I choose a relatively trivial example because it’s perfectly illustrative of how a seemingly simple and innocuous policy suggestion — mandatory hairdressing licenses — can generate more than its fair share of consequences. (Yes, hair cuts are not a life or death issue. But so are many other activities that are similarly regulated.) An alternative is for a series of private watchdogs to certify only hairdressers that meet their standards and give the ones who do an official number and sticker to put in their window; because they are competing they have to keep the costs of certification to a minimum (no $100 an hour fees), and people who are not fussed to pay extra for a certified cut can take a risk on somewhere cheaper or go by word of mouth.

Occupational licensing makes for an interesting case because it is almost ubiquitously considered in the public interest and even necessary to prevent catastrophe.

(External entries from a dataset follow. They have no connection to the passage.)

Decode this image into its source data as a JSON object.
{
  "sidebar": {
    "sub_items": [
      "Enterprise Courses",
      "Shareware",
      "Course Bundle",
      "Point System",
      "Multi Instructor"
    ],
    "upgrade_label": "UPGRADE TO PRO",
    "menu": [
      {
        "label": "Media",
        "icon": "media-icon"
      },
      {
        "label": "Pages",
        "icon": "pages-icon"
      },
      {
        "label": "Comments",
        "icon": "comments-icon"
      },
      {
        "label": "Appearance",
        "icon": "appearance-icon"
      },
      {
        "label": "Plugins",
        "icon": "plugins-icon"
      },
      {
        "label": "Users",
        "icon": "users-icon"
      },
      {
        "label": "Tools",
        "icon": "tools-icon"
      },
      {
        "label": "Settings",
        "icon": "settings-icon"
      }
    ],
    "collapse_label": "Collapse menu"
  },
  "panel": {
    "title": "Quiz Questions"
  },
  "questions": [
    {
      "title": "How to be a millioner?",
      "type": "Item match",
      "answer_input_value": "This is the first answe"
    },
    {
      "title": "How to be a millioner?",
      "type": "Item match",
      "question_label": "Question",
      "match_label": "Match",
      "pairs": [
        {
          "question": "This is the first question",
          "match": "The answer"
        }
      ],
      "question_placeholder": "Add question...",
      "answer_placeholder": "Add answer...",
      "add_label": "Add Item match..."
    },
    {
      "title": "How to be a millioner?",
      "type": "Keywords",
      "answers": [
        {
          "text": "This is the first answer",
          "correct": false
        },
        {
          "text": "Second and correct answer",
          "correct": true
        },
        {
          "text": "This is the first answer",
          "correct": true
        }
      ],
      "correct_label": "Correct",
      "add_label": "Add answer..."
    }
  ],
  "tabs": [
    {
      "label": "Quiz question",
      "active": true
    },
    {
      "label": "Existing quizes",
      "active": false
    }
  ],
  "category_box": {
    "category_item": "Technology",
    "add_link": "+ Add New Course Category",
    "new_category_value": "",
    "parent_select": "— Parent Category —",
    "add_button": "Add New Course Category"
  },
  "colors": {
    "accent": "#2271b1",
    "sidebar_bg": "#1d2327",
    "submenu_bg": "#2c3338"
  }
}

And yet there is actually zero evidence that it leads to a higher quality of service provision. Zilch!

After compiling a meta-analysis entitled, "Rule of Experts," S. David Young concluded “…most of the evidence suggests that licensing has, at best, a neutral effect on quality and may even cause harm to the consumers. ... The higher entry standards imposed by licensing laws reduce the supply of professional services. … The poor are net losers because the availability of low-cost service has been reduced.”

Stanley Gross of Indiana State University, had to concur, “…mainly the research refutes the claim that licensing protects the public.”

More recently economics PhD Morris Kleiner released two publications (2006, 2013) for the Upjohn Institute for Employment Research demonstrating that licensing occupations does more to restrict competition that to ensure quality.

However, until this is more broadly understood we may continue seeing mandatory licensing, not just for hairdressers and manicurists, but for tour guides, librarians, locksmiths, dry cleaners, auctioneers, fruit ripeners, plumbers, private investigators, Christmas tree vendors, florists, interior designers, funeral directors, cab drivers, shampoo specialists, glass installers, cat groomers, tree groomers, hunting guides, kick boxers, real estate agents, tattoo artists, nutritionists, acupuncturists, music therapists, yoga instructors, morticians with all the all-but-invisible (to the untrained eye) attendant consequences.